Worms Dupe Yahoo, AOL IM Users

Hackers took advantage of the recent wave of 'Star Wars: Episode III, Revenge of the Sith'' publicity to launch a phishing-style attack on Yahoo Messenger users, said IMlogic, a security firm that specializes in defending instant messaging (IM) networks.

The gambit starts when a user receives an IM from someone on their buddy list, and naively clicks on the embedded link referencing something called "StarGames."

"IM worms are getting very good at using social engineering techniques to get people to click on links," said Jon Sakoda, the co-founder and chief technical officer of IMlogic. "They're becoming very effective."

After users clicked on the link and entered his Yahoo username and password to access what he thought would be a game, a Trojan downloaded to the PC, where it proceeded to IM more copies of the bogus message to all on the system's buddy list. The Yahoo credentials collected from each machine were then e-mailed to the attacker.

"With these compromised IDs," said Sakoda, "the attack could then read the user's Yahoo Mail account, or do other nefarious things, such as use it to send out more malicious code."

The Web site used to host the Yahoo scam was offline as of this writing.

On the same day, a different attack developed against America Online's AIM client and network, said Sakoda. Funny.Movie.AOL, he said, was much more like earlier worms, Bropia and Kelvir, that have hit Microsoft's IM clients several times this year. Funny.Movie.AOL tried to get users to click on a link that downloads malicious code using the message text of "hehe i found this funny movie," where 'this' is linked to a malicious site. The Web site linked to the attack was still up and running mid-morning Wednesday, PDT.

Like its Bropia and Kelvir cousins, Funny.Movie.AOL spreads by harvesting every AIM (AOL Instant Messenger) contact on the infected system and sending new IMs to those who are online.

Both attacks were tagged as a "medium" threat by IMlogic's Threat Center, a clearinghouse supported by IMlogic as well as several prominent partners, including Microsoft, Symantec, AOL, Yahoo, IBM, and HP.

"That rating tracks back to how many customers are impacted," said Sakoda. "A significant portion of users of Yahoo and AIM received these messages that capitalized on current events."
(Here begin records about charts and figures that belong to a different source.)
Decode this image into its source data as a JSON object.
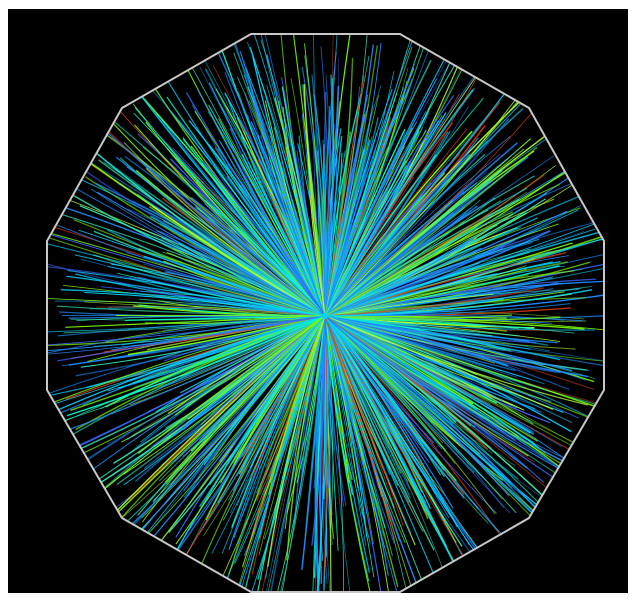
{
  "image": {
    "subject": "particle-track-event-display",
    "background_color": "#000000",
    "outer_margin_color": "#ffffff",
    "detector_outline_color": "#c8c8c8",
    "detector_outline_shape": "dodecagon",
    "track_palette": [
      "#1e8cff",
      "#00d4ff",
      "#32e6b4",
      "#7cfc00",
      "#b4ff32",
      "#d23c14",
      "#3c64ff",
      "#00ffc8"
    ],
    "icon": "collision-burst-icon"
  }
}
What's remarkable about the newest IM attacks, Sakoda said, is their demonstration of the trend toward more sophisticated instant messaging threats. "There has been an increase in both the intensity and the sophistication of IM attacks," said Sakoda, "and a trend to mimicking what is quite commonplace in the e-mail attack world."
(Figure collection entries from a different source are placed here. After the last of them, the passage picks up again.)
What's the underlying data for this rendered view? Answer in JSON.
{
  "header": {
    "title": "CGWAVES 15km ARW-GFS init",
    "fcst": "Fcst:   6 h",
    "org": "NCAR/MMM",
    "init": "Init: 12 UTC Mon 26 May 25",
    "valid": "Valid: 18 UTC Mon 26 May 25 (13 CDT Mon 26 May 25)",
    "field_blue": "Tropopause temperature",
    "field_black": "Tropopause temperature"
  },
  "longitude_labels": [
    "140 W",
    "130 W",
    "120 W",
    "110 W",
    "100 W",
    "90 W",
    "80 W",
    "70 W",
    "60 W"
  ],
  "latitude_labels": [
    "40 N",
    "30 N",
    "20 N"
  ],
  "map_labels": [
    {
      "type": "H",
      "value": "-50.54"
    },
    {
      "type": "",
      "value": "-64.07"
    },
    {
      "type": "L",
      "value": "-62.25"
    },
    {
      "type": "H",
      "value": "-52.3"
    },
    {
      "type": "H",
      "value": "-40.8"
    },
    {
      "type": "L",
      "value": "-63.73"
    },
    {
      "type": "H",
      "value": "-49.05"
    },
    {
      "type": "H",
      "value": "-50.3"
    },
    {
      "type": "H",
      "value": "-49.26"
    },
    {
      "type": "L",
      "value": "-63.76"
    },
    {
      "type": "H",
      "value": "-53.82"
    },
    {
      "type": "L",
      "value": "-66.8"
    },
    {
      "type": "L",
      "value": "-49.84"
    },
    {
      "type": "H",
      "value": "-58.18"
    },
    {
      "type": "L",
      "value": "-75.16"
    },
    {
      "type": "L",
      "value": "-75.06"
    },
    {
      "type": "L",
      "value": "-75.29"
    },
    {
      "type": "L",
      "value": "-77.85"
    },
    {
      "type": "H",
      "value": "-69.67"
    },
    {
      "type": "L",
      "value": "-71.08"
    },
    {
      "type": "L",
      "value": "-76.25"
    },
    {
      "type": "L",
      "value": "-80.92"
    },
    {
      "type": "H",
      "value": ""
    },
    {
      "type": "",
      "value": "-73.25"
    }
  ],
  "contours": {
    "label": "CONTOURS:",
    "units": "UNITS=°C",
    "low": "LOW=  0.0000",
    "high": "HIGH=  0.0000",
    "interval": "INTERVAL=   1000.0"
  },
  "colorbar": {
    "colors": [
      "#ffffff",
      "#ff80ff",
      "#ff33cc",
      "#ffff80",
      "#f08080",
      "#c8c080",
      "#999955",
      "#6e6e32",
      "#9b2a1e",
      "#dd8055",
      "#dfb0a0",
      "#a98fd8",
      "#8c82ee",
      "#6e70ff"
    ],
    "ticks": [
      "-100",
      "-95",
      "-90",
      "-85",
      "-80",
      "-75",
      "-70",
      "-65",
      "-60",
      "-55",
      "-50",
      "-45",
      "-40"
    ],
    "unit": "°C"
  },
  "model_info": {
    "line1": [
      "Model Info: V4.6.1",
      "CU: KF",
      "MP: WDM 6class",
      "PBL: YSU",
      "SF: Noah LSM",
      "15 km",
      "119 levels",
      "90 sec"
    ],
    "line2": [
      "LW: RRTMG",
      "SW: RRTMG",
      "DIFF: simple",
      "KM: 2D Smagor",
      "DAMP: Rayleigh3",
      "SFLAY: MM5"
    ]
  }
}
He was speaking specifically of the topicality of the attacks, a tactic e-mail scammers, including worm writers, have long used. "This weekend a lot of the IM conversations were about movies, what with the release of 'Revenge of the Sith'," said Sakoda. "What we're seeing now are just some of the early incidences of topical IM threats."

Although IMlogic won't compile Q2 IM attack statistics until July, the first quarter trend -- which saw a 275 percent increase in 2005's Q1 numbers over the same quarter in 2004 -- continued in April, Sakoda pointed out. "We're still seeing an exponential increase in the number of attacks." April 2005's numbers were up more than 300 percent over 2004's, he added.

The quantity of attacks, he said, are increasing rapidly because hackers have discovered two things about IM. "Number one, your defenses are down in IM. Unlike e-mail, you're not yet trained to be suspicious of IM. Two, and more powerful yet, is that IM uses a model where messages come from IDs that you trust. You might have just had am IM conversation with someone down the hall when you receive a worm from that same person.

"It's why IM worms spread so much faster than mass e-mailed worms," he said.